Güncelleme Tarihi:
Institute for Fiscal Studies (IFS) adlı araştırma kurumunun bugün açıkladığı bilgilere göre, İngiltere’de yüksek yaş grubuna mensup vatandaşların mal varlıkları diğer yaş gruplarına kıyasla hızla artarken, ödedikleri vergilerin hızla azaldı.
İngiltere’de başka bir araştırma ise 2008’de patlak veren küresel krizin ülkede gençlerin yaşlılara göre mali açıdan çok daha fazla zarar gördüğünü ortaya çıkardı.
ÇALIŞAN KESİM MAĞDUR
IFS’nin araştırması emeklilerin yüzde 40’ından fazlasının gelir dağılımı gruplarının en üst sırasında yer aldığını ortaya çıkardı. Bu oran 20 yıl önce yüzde 25 seviyesindeydi.
İngiltere’de emeklilerin gelirleri geçen 12 yıl içinde yüzde 29.4 artarken, emekli olmayanların gelirleri yüzde 26 yükseldi. Aynı zamanda vergi ve sigorta sisteminde yapılan değişikliklerle emeklilerin devlere çalışan kesimden daha az vergi ödediği ortaya çıktı.
Kısa bir süre içinde yürürlüğe girecek emeklilik maaşlarındaki kesintiler ve vergi artışı gibi uygulamalarla emeklilerin gelirleri yüzde 1.8 oranında azalacak.
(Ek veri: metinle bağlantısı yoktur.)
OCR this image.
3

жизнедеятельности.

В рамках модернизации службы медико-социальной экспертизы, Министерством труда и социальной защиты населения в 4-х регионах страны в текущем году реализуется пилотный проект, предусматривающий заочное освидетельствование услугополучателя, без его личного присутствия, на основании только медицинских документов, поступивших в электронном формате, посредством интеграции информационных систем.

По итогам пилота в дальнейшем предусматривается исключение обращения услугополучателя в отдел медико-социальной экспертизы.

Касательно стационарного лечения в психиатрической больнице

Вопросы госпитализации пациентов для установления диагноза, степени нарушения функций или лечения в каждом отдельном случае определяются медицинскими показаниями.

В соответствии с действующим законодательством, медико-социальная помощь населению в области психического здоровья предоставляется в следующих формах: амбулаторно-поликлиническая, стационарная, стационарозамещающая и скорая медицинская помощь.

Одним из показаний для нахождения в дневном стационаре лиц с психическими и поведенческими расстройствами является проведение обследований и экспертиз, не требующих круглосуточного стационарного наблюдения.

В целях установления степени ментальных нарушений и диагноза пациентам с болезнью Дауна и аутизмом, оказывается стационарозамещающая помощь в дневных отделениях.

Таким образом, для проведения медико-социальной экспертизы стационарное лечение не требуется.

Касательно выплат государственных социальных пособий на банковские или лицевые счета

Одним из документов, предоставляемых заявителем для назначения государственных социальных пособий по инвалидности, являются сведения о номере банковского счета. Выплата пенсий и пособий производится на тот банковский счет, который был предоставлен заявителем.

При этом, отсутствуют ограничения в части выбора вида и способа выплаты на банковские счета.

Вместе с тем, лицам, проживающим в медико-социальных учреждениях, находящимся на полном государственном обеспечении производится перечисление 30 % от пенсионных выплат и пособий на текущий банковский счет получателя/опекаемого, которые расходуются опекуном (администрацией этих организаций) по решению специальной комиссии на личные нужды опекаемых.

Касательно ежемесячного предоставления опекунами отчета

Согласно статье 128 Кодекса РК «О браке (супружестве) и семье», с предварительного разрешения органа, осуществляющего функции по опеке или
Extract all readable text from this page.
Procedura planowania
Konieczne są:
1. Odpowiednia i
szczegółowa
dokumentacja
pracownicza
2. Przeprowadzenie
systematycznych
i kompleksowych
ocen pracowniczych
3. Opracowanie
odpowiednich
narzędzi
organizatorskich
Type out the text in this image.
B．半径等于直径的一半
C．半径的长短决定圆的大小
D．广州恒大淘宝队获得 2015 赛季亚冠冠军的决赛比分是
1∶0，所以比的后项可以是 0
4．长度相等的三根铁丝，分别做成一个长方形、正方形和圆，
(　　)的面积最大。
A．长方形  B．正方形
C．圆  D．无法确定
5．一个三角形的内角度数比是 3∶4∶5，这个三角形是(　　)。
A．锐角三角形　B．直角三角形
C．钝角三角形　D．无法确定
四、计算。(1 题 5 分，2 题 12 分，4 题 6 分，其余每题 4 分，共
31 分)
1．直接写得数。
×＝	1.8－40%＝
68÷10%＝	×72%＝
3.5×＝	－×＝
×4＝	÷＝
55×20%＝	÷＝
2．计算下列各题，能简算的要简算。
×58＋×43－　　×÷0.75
Ancak çalışan kesimin hanehalkı geliri yüzde 4.7 oranında azalıyor.
Yıllık geliri 50 bin sterlin olan bir emekli şu anda gelirinin yüzde 20’sini doğrudan vergilere verirken, çalışan kesim yüzde 29’luk bir kesinti görüyor.
İNGİLTERE DE EMEKLİ OLMAK DEMEK…
İngiltere emeklilere sunulan olanaklar sadece bunlarla da sınırlı değil. Emekliler bedava televizyon hattı, kışın yakıt ödeneği ve ücretsiz ulaşım gibi olanaklara da sahip. İngiltere hükümeti emeklilik maaşlarının artışını gelir ya da enflasyon fark etmeksizin en yüksek hangisi ise ona göre yükselmesini sağlayan bir değişiklilik de yaptı.
Ülkede yüksek yaş grubuna sağlanan olanaklar devletin bilançosuna 110 milyar sterlin gibi bir maliyet çıkarıyor.
İngiltere emekliler ile çalışan kesim arasında her geçen gün biraz daha artan uçurum, hükümet yetkililerin emeklilerin adaletsiz bir sistemde korunup korunmadıklarını düşünmeye başlamalarına neden oldu.
Başbakan Yardımcısı Nick Clegg ve yine hükümet yetkilisi Iain Duncan Smith ayrı ayrı emeklilere sunulan olanakların gözden geçirilmesi gerektiğini gündeme getirdi.
Başbakan Cameron ise “Hayatları boyunca ülke için en iyi şeyleri yapan kişilere hak ettikleri şeyleri vermek istediğini” söyleyerek, düzenlemelerde herhangi bir değişim seçeneği olmayacağına işaret etti.
Cameron, “Net olmak istiyorum: İki yıl önce bu ülkenin yaşlı insanlarına bir söz verdim ve şu anda o sözümü tutuyorum. Ben o insanların haklarını korumak için seçildim” diye konuştu.
EN ÇOK GENÇLER YANDI
IFS’nin yetkililerinden Paul Johnson ise küresel kriz sürecinde en fazla zarar gören kesimin gençler olduğunu altını çiziyor.
Johnson, “Araştırmamız son 13 yılda emeklilerin çalışan kesime kıyasla çok daha iyi bir durumda olduğunu ortaya serdi. İstihdam üzerine yapılan diğer araştırma ise 30 yaş ve altındakilerin küresel krizin faturasını ödediklerini gösterdi” dedi.